Category of Task: Vision
Kind of Task: Image Classification
The ResNet model family is a set of convolutional neural networks that can be used as the base for a variety of vision tasks. ImageNet ResNets are a subset of the ResNet family which were designed specifically for classification on the ImageNet dataset.
Paper: Deep Residual Learning for Image Recognition by Kaiming He, Xiangyu Zhang, Shaoqing Ren, Jian Sun
Code and hyperparameters: DeepLearningExamples Github repository by Nvidia
The basic architecture defined in the original papers is as follows:
- The first layer is a 7x7 Convolution with stride 2 and 64 filters.
- Subsequent layers follow 4 stages with {64, 128, 256, 512} input channels with a varying number of residual blocks at each stage that depends on the family member. At the end of every stage, the resolution is reduced by half using a convolution with stride 2.
- The final section consists of a global average pooling followed by a linear + softmax layer that outputs values for the specified number of classes
ResNet family members are defined by their number of layers. Parameter count, accuracy, and training time are provided below.
Model Family Members | Parameter Count | Our Accuracy | Training Time on 8xA100s |
---|---|---|---|
ResNet-18 | 11.5M | TBA | TBA |
ResNet-34 | 21.8M | TBA | TBA |
ResNet-50 | 25.6M | 76.5% | 3.83 hrs |
ResNet-101 | 44.5M | 78.1% | 5.50 hrs |
ResNet-152 | 60.2M | TBA | TBA |
The implementation follows He et al. except for the ResNet v1.5 change from Nvidia's DeepLearningExamples.

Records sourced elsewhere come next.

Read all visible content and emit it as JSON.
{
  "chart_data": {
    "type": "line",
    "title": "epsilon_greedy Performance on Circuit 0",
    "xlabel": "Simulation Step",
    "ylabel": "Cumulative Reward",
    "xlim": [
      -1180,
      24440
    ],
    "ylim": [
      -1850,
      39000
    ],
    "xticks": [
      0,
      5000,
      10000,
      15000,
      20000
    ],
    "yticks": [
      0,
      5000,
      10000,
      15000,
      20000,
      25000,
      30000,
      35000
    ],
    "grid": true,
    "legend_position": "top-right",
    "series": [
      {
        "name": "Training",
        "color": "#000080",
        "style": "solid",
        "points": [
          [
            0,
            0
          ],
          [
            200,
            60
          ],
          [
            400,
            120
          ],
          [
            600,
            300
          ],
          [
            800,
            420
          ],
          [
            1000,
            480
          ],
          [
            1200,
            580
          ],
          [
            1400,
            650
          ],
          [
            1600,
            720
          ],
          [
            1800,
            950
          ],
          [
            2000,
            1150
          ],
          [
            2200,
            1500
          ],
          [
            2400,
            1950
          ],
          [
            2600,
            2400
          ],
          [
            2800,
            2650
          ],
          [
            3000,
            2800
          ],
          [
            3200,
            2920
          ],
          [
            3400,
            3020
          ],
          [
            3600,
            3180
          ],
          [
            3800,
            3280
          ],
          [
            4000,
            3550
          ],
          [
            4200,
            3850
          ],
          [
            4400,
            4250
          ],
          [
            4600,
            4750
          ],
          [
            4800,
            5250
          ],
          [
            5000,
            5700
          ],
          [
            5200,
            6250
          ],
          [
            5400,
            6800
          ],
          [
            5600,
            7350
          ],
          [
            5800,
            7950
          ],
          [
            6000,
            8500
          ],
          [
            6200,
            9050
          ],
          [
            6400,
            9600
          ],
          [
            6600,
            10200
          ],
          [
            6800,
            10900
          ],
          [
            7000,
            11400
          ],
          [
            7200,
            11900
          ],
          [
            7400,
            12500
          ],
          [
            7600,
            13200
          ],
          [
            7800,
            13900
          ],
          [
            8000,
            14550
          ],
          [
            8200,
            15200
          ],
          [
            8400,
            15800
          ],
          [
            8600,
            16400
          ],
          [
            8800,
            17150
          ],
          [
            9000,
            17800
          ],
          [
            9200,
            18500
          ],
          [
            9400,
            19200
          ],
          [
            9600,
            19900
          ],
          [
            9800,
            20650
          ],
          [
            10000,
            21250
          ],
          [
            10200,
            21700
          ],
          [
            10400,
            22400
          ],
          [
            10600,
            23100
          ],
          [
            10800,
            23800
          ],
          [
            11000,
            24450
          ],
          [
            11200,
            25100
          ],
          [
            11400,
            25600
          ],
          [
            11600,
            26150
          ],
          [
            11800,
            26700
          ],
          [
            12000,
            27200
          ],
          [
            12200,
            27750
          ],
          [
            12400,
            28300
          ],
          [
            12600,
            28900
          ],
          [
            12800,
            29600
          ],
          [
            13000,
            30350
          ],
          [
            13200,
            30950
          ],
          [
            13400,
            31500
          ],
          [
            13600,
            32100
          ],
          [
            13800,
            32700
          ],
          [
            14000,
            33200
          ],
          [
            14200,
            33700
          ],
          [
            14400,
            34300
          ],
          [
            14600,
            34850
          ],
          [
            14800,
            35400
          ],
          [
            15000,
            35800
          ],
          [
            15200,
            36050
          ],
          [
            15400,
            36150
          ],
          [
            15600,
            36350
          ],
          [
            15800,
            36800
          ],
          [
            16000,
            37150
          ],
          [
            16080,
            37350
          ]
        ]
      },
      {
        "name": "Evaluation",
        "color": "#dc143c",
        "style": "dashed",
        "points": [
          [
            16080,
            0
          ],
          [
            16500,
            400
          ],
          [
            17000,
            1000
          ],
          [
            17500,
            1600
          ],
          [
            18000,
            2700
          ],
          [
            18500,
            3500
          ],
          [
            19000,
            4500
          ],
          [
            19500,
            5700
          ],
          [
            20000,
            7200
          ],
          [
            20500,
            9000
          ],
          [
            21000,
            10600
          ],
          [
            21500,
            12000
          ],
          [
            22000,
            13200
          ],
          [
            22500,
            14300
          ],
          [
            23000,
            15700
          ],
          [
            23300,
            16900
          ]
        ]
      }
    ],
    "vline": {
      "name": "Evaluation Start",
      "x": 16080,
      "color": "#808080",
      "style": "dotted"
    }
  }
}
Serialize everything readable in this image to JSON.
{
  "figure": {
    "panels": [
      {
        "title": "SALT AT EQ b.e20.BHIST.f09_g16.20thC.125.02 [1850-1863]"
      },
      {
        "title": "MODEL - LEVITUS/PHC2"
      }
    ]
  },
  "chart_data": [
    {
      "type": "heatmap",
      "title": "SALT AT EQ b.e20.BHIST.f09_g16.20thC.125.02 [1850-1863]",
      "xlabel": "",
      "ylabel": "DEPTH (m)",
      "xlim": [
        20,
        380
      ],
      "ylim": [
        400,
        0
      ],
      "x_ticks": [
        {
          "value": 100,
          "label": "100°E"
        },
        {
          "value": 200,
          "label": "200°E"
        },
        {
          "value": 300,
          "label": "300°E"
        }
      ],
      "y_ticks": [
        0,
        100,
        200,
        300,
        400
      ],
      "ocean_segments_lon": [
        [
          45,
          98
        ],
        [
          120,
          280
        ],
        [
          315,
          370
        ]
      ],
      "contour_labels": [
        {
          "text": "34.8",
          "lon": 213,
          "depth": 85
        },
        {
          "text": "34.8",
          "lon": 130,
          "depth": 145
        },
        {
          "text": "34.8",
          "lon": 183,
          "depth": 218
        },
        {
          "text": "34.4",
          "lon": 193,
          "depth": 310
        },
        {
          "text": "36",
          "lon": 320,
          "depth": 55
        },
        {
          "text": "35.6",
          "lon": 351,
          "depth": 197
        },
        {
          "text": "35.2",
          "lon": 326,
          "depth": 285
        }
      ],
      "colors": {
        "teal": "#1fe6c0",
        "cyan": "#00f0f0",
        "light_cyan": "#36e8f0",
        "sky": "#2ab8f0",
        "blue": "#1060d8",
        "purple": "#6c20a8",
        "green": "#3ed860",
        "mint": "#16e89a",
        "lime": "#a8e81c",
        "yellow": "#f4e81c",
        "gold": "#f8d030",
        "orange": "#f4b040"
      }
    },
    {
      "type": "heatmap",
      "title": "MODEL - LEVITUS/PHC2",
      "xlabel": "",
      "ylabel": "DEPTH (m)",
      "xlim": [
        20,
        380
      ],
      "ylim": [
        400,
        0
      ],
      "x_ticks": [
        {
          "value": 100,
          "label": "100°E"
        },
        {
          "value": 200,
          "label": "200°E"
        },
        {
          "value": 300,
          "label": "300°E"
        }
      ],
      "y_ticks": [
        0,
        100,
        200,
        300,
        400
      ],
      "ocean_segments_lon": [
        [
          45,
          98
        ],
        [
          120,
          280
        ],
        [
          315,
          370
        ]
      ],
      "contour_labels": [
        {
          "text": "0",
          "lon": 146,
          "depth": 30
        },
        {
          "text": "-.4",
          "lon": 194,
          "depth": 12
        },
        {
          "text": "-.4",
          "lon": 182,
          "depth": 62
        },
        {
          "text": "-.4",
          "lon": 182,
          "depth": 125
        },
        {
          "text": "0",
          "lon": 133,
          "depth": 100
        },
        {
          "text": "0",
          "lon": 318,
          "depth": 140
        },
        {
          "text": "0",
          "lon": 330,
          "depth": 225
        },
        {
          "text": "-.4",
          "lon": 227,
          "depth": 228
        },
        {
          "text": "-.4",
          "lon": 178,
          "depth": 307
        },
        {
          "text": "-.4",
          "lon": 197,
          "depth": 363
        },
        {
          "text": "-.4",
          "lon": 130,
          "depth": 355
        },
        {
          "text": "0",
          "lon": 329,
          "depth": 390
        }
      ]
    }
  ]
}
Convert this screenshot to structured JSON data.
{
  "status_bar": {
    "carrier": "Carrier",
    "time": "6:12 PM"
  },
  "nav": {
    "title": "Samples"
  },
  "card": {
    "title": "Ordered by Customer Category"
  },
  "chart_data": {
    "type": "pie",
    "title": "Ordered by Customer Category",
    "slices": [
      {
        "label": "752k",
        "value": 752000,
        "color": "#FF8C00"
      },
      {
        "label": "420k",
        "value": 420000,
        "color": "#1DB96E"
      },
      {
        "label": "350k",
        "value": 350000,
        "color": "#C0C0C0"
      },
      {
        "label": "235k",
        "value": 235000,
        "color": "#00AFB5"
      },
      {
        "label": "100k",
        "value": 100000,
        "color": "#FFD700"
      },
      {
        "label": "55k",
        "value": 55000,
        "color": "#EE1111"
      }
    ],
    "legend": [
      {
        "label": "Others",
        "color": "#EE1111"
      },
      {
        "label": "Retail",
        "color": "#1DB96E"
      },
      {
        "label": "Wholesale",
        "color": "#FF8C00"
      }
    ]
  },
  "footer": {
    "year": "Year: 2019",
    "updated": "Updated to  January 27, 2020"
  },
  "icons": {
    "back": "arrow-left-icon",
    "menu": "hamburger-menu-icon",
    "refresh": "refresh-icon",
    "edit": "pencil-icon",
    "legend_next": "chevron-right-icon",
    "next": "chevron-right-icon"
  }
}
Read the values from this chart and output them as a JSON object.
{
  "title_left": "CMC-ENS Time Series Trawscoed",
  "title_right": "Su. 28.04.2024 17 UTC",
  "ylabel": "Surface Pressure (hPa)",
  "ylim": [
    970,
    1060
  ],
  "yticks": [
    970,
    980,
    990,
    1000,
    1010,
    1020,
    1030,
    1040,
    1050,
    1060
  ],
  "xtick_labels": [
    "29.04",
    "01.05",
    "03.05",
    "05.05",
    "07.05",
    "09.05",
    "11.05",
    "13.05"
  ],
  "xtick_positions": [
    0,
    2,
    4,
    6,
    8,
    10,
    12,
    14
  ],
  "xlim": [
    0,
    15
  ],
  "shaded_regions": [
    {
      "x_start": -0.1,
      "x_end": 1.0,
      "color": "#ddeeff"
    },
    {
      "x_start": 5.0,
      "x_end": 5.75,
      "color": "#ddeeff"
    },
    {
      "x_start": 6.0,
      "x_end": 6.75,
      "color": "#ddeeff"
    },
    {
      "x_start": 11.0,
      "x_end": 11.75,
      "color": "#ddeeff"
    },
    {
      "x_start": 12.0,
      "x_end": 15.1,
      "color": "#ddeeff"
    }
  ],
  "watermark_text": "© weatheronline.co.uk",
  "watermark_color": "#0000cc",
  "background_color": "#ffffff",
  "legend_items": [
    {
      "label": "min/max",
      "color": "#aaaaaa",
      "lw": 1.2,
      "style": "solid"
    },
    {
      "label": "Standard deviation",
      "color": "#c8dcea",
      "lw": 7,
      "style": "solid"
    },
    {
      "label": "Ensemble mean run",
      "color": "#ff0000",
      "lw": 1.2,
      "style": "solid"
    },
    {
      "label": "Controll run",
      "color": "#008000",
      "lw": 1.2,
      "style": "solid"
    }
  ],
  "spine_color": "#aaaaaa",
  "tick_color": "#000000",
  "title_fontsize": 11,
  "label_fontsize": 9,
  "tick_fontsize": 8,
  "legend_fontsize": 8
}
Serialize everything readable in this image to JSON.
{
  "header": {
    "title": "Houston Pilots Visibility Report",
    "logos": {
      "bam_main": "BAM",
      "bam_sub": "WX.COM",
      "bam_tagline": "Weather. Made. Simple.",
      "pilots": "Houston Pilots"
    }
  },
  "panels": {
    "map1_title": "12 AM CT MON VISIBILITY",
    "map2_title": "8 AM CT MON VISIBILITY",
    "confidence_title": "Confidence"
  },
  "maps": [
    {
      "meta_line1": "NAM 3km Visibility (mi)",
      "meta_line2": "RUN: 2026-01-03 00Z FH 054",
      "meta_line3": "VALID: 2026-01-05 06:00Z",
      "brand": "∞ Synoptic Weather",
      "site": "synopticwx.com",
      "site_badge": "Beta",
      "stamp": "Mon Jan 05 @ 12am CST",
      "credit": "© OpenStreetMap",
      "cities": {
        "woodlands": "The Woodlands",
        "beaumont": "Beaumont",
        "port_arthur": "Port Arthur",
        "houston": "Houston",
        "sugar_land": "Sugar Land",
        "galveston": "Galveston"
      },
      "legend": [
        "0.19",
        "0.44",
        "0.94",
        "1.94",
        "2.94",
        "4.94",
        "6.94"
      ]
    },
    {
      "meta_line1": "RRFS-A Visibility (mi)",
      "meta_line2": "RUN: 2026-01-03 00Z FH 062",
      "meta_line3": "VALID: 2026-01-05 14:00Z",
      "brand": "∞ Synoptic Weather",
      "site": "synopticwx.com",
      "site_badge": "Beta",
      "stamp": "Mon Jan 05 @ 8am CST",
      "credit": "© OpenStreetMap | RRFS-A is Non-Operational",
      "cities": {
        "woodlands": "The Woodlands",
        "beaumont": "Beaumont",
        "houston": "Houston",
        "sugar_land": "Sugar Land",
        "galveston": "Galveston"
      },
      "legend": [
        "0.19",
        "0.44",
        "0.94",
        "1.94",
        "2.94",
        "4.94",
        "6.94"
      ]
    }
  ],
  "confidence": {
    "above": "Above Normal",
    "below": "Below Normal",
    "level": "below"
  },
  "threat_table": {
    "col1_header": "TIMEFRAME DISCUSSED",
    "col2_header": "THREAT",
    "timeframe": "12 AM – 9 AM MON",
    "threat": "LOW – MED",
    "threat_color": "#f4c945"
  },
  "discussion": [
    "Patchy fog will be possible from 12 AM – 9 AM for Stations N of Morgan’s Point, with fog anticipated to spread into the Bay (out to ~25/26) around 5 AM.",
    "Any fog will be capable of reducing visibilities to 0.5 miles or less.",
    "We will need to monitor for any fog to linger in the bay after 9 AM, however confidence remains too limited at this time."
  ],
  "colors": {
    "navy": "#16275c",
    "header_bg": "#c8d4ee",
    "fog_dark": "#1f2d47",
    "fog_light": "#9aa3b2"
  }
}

For bottleneck residual blocks that downsample, the downsampling is performed by the 3x3 convolution instead of the 1x1 convolution. Nvidia reports approximately +0.5% absolute accuracy and 5% decrease in throughput from this change.
- Optimizer: SGD
- Learning rate: 2.048
- Momentum: 0.875
- Weight decay: 1/32768
- Batch size: 2048
- LR Schedulers
- Linear warmup for 8 epochs
- Cosine decay after warmup
- Number of epochs: 90